Saturday, February 19, 2011

Death of the Music Industry?

I don't know if it is really death, but certainly serious atrophy. I'm not all that sad to see sales back to 1993 levels, nor would I call that a death knell, but it is bad news for record moguls. If the CD trend continues and digital sales only grow at the present rate, it could be back to pre-85 sales levels in no time, and this is not a good thing.

The record companies, at least the major players, probably deserve their fate, if for no other reason than for being greedy bastards who have made a series of remarkably stupid moves (SACD vs DVD-A anyone?). Anticipate the future?
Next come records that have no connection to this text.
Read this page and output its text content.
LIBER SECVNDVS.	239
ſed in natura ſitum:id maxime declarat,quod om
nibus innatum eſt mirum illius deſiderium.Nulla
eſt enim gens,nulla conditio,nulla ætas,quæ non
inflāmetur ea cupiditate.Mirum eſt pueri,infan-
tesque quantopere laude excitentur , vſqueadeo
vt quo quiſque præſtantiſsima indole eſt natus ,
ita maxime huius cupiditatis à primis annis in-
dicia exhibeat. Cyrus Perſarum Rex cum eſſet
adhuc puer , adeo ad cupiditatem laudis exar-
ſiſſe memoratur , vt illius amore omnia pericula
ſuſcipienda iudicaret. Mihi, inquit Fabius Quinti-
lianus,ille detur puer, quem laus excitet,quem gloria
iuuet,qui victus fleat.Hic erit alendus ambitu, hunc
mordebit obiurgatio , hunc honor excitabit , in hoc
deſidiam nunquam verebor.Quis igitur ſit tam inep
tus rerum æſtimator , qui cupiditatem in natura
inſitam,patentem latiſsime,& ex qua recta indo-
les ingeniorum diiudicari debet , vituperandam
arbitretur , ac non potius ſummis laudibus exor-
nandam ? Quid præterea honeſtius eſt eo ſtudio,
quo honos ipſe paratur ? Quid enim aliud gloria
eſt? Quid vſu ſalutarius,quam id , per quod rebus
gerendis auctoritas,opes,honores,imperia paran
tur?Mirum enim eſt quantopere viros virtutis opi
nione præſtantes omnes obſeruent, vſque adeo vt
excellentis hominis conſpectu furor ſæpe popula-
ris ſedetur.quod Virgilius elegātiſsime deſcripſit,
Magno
These guys can barely respond to it.

But when most of the loss in sales is due to illegal file sharing (and don't kid yourself, it is), the artists who make the music also get robbed. Corporations may not get my sympathy, but singers and songwriters and players of instruments deserve a better fate. Yes, new music delivery systems are coming into being, and some people are accepting those new retail outlets and purchasing digital downloads, while others are buying CDs and vinyl on the internet. But compared to CD sales in the 90s, sales are gone. There may come a new paradigm, but it should protect the product from theft, somehow. Probably not any of the ways that that have been tried, but somehow.

Is music gone? No. Are young people listening to music? Yes. Do they buy it? No, at least not many from what I can tell. And I suppose there are plenty of older music fans that have gotten on board as well. Why pay for a product that you can get for free? Because there is an artist you are stealing from. If you were stealing a painting, or a piece of stained glass, or a sculpture, you'd have to pick it up and run, and hide it somewhere, and find someone you could sell it to. But music, you can put it on the internet for anyone to take, and you can go there and take all you want. And nobody gets paid.

I don't like the big record companies, but I'm an ardent fan of artists. The changes we are seeing are bad for artists that make music. The artist's situation isn't just different, it is worse. And eventually it will mean that there will be less high-quality product on the market, because you can't make a living making a product that most consumers steal. So who's going to be attracted to that life?